2. In response to the second question, has the IIRC-US community outlived its usefulness? Did we do our job? Is there a role for us? What should the community do in the face of this change?
- 63% of participants today said, "There is a role for our community going forward”.
- Remaining participants were unsure what community should be doing. The operating committee* has been grappling with this question as well.
- No participants thought the community should disband.
Question: Do we need to remain as a distinct group, or just be part of the processes that are going on in the new organization and other initiatives?
Potential Roles
- SASB philosophy: the more information, the better. They have an open culture, are welcoming of other viewpoints. Our community members could weigh in with them individually. But it's probably more effective to engage as an organized constituency.
- SASB standard-setting board agenda is on the website, showing what it’s working on, including some revisions to standards and some new standards. A portion of each board meeting is public, you're able to listen in. Would be good to keep attuned to that and weigh in.
- Important to have a voice and keep the unification dialogue moving.
- Need to remain active to ensure that intellectual and human capital dimensions don’t fall by the wayside.
o Could align with SASB’s human capital working group to forge together a
stronger human capital component in the new model.

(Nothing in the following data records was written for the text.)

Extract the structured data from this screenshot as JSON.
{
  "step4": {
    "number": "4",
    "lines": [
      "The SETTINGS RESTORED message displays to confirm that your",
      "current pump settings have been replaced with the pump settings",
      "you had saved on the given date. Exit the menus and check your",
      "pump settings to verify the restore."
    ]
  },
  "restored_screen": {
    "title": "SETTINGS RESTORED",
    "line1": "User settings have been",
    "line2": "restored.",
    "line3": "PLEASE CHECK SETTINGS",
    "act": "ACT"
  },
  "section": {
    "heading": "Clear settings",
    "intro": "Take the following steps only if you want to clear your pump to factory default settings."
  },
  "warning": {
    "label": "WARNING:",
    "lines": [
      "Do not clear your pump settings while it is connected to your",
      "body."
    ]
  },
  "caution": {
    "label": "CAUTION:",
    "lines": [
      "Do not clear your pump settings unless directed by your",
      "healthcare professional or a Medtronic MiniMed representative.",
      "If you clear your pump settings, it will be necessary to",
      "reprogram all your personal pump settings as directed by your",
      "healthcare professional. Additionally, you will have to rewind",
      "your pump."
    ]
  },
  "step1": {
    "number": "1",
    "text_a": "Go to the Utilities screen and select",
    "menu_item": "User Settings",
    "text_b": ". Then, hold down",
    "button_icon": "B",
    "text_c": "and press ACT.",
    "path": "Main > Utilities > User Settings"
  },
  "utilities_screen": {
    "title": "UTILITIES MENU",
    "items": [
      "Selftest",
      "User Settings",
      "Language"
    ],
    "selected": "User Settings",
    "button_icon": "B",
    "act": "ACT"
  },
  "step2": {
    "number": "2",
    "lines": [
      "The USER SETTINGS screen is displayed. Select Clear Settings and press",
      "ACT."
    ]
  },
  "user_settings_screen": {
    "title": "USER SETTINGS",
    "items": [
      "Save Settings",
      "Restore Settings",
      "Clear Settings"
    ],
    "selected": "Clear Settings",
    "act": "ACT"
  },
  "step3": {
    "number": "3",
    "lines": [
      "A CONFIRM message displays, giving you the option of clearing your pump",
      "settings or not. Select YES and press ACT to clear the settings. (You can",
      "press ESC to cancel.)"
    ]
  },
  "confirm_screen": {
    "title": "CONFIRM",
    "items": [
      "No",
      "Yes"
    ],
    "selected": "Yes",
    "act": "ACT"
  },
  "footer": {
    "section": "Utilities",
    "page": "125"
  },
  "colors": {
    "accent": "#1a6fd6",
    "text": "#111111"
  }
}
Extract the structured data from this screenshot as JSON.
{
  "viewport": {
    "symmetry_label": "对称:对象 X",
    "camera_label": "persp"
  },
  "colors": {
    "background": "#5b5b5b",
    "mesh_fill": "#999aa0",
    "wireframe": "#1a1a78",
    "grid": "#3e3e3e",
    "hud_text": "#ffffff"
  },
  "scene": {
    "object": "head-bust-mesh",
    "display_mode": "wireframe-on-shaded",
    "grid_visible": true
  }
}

o When US SEC issued their change, many companies said, "What does this mean to me? What might I report?" Look at that interim paper as a guide.

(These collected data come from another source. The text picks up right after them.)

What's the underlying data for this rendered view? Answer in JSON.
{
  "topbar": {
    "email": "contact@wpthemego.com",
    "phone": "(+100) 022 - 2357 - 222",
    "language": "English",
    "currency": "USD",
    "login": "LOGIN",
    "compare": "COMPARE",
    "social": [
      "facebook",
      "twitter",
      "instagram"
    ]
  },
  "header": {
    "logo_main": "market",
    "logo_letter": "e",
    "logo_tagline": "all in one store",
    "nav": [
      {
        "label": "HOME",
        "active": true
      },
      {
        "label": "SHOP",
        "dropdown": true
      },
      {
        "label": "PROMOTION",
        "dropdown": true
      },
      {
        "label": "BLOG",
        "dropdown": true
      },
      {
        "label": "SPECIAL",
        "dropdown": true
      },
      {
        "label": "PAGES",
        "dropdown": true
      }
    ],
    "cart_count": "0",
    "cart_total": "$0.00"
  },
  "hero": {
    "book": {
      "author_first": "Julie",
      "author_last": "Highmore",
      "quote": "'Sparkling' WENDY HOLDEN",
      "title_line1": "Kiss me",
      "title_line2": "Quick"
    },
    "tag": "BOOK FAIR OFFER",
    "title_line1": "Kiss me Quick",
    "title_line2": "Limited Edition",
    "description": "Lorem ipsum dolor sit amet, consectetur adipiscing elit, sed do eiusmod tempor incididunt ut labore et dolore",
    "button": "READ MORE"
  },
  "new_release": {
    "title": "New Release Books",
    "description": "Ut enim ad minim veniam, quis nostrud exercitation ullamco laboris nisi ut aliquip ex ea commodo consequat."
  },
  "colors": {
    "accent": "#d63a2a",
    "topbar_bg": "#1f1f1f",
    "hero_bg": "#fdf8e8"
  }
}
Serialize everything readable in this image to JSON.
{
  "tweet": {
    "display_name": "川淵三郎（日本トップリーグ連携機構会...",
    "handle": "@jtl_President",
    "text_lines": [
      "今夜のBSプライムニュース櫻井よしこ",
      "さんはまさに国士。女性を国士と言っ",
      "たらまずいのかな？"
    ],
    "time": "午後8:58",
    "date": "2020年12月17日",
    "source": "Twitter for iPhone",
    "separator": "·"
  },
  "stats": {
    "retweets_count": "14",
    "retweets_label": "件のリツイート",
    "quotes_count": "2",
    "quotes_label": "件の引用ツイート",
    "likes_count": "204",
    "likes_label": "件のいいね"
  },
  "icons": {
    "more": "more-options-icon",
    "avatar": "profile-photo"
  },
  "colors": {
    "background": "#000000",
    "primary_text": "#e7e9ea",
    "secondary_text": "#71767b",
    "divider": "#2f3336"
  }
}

o Many of the individual SASB standards across the different industries relate to human capital. So using human capital as an aligning approach could be a good focus. At the standard-setting board level, people absolutely believe in the importance of human capital and its essential role in creating value, or destroying it if you don't do it right.
- With the IFRS initiative, it would be very good to have knowledgeable, engaged people, particularly those with sustainability interest and expertise.

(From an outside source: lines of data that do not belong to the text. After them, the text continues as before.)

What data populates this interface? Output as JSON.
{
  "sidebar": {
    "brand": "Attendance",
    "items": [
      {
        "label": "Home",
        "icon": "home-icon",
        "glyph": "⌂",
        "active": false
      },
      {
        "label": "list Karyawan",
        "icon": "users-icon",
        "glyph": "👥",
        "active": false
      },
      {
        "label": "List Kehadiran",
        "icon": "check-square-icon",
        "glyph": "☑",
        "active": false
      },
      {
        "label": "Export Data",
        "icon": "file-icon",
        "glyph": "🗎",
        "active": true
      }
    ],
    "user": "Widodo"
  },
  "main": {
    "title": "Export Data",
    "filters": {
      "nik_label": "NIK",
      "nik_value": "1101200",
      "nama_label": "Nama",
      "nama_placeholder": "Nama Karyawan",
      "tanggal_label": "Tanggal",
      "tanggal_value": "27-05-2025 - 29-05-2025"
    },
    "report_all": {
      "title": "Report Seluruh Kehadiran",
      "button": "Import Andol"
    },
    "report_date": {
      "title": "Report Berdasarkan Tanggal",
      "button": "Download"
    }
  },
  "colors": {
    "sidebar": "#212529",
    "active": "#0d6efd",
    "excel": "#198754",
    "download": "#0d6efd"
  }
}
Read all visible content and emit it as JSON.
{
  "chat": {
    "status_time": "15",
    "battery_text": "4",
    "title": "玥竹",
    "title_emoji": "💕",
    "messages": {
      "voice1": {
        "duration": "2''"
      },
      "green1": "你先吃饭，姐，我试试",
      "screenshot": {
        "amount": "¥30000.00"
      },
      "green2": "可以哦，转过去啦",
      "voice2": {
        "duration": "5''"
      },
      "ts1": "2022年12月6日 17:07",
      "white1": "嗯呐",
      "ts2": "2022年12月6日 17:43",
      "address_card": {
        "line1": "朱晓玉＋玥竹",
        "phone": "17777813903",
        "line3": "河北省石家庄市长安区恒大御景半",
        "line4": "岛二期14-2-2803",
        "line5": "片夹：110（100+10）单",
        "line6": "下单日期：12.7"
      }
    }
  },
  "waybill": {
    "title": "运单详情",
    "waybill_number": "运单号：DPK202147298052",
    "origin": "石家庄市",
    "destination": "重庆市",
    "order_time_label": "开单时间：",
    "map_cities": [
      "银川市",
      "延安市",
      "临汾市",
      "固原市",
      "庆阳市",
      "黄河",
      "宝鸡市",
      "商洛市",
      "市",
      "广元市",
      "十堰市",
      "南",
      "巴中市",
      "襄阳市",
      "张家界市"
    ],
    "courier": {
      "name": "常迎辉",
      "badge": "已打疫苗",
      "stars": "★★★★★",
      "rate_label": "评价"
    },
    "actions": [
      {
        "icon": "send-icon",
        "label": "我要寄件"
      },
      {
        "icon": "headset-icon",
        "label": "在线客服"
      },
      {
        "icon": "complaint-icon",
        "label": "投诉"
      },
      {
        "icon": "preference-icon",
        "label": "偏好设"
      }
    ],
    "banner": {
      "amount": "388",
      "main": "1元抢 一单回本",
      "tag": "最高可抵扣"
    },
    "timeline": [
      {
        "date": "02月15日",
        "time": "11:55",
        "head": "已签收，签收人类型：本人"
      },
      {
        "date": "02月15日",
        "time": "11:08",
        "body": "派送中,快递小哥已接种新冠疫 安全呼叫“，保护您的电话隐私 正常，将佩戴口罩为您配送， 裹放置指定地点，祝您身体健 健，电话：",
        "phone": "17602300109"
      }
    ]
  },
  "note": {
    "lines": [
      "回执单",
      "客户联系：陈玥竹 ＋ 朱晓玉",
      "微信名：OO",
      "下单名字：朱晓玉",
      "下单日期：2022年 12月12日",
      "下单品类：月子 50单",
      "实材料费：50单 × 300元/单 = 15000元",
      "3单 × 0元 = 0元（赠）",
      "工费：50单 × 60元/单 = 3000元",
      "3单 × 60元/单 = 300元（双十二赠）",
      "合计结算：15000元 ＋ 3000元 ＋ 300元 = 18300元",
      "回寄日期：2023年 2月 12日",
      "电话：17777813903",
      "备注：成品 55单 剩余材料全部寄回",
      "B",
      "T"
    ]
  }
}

- Keep momentum of group going. Any time you have a group of dedicated, interested people on a subject, there is value. Perhaps assist going forward in the merger for issues that might need input and dialogue, like a focus group or some sort of vetting of ideas.
- Continue at least for another year to ensure that connectivity and integrative thinking don’t get lost. IR provides a systematic framework to help people make sense of how strategy, business models, internal assets/processes, and reporting connect.
- Keep the companies at the forefront. How can we be of service to them in this transition? They're the ones struggling with all this. We can find ways to help them cope with the changes we're talking about.
- Engage college, community, college and graduate schools. o This foundation is very important for college students graduating in these different times. Integrative approach helps them to be and become the leaders the world needs.
- The integrated model can be a theoretical foundation that helps explain how all the non-financial and financial, internal, and external pieces fit together.
Next Steps
- Summarize and share today’s points with community members. Video recording of meeting is available at https://youtu.be/BE86cdKWHFg
- Regroup with IIRC-US operating committee.
- For those interested in helping to organize a program or get us connected with somebody that is using integrated thinking or reporting, it would be great to hear from you. Please reach out to Mary at adams@smarter-companies.com.
* Operating committee members include Mary Adams (Smarter-Companies), Elizabeth Castillo (Arizona State University), Lisa French (IIRC), Maureen Kline (Pirelli Tire LLC), Bob Laux (SEC Institute), Brad Monterio (CalCPA and IMA), Niki Shah (Columbia University), Paul Thompson (European Federation of Accountants and Auditors for SMEs), and Kenneth Witt (Association of Certified Professional Accountants).